我三爷爷跟着师父,一直走到了李翠花家的米缸旁边,师父揭开了米缸的盖子,朝里面一看,却顿时脸色沉了下来,我三爷爷看到师父这副样子,不由得朝米缸里面瞧上了一眼,却郝然发现,虽然这个缸叫米缸,里面却没有米,而是只有小半缸番薯。
如果是这些,还犯不上让师父如此沉重,最多就是怜悯而已,可是,里面却躺了一条全身乌漆麻黑的黑蛇,要不是那条黑蛇在缓缓蠕动,混在番薯中间,还真看不出来那是一条蛇。
师父叹了一口气,盖上了米缸,来到了堂屋的神龛前,开始从三角兜里拿出白黄两色的符纸,开始在写写画画,裁裁减减起来。
说真的,这样的丧礼,我三爷爷是第一次见到,所以每个细节都观察的很仔细,比如狗剩和狗蛋死了为什么就不用黄纸盖脸,而他娘死了却要用,又比如狗剩狗蛋昨天或者说前天就死了,为什么还不埋…….
我三爷爷都小脑袋里面,尽是想着一些有关于死亡的话题,想着想着,时间便过得很快。
也不知道什么时候,那个瘸子从外面回来,还带回来一个挑着箩筐的人,箩筐里面有蜡烛,有清香,有黄纸,有纸人,还有许多我三爷爷叫不上名字但稀奇古怪的东西。
看到瘸子回来,师父让他把箩筐里的东西一一分类放好,然后找来桌子椅子梯子,就在堂屋中间,搭了一个桥一样的东西。

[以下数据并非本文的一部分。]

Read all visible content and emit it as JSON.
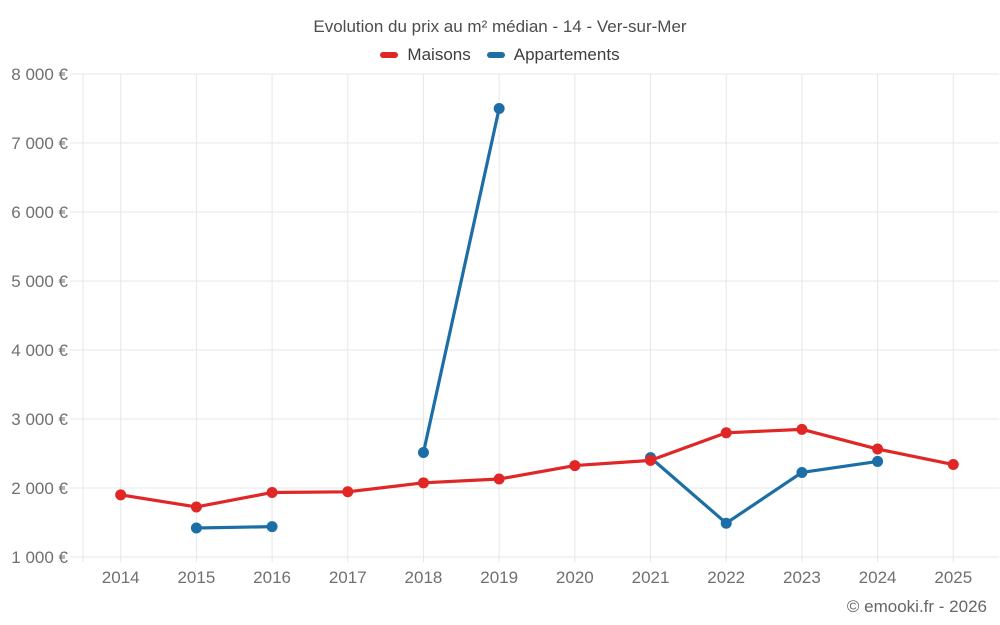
{
  "chart_data": {
    "type": "line",
    "title": "Evolution du prix au m² médian - 14 - Ver-sur-Mer",
    "categories": [
      "2014",
      "2015",
      "2016",
      "2017",
      "2018",
      "2019",
      "2020",
      "2021",
      "2022",
      "2023",
      "2024",
      "2025"
    ],
    "series": [
      {
        "name": "Maisons",
        "color": "#e12626",
        "values": [
          1900,
          1725,
          1935,
          1945,
          2075,
          2130,
          2325,
          2400,
          2800,
          2850,
          2565,
          2340
        ]
      },
      {
        "name": "Appartements",
        "color": "#1b6ea6",
        "values": [
          null,
          1420,
          1440,
          null,
          2515,
          7500,
          null,
          2440,
          1490,
          2225,
          2385,
          null
        ]
      }
    ],
    "xlabel": "",
    "ylabel": "",
    "ylim": [
      1000,
      8000
    ],
    "yticks": [
      1000,
      2000,
      3000,
      4000,
      5000,
      6000,
      7000,
      8000
    ],
    "ytick_labels": [
      "1 000 €",
      "2 000 €",
      "3 000 €",
      "4 000 €",
      "5 000 €",
      "6 000 €",
      "7 000 €",
      "8 000 €"
    ],
    "grid": true,
    "legend_position": "top-center"
  },
  "footer": {
    "copyright": "© emooki.fr - 2026"
  },
  "colors": {
    "background": "#ffffff",
    "grid": "#e7e7e7",
    "tick_label": "#707070",
    "title_text": "#4c4c4c",
    "legend_text": "#3d3d3d",
    "copyright_text": "#666666",
    "maisons_series": "#e12626",
    "appartements_series": "#1b6ea6"
  }
}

师父在梯子尾部贴上了一张黄纸,上面用朱砂写着几个字,是用那种繁体字,我三爷爷只认识“拜见贴”三个字,上面两个字只能拆开来读,什么“一日六广付”,我三爷爷读出声来的时候,师父差点没笑出来,不过这种场如果笑得话,那也太失态了,不过幸好师父还是忍住了。
在梯子的前端,有一扇用纸糊的大门,大门外,放置着一个香炉外加两根超大的白色蜡烛,奶奶点燃了蜡烛,又上了三柱清香。完成之后,师父让站到堂屋外面,里面只留那个瘸子。
奶奶让瘸子拿着三个纸糊的小人,一大两小,这三个纸人,看来就是代表着李翠花和她两个孩子吧。
师父将三张黄纸贴到了李翠花母子三人的眉心,黄纸上,画着三个不同的并且奇怪的图案,师父每贴上一张黄纸,都会念念有词一阵,三张黄纸贴完,师父开始在那三个纸人的眉心处贴了起来。
我三爷爷仔细辨别了一下,才发现这六张黄纸上的图案,其实是三对,至于为什么要这样做,我三爷爷就不得而知了。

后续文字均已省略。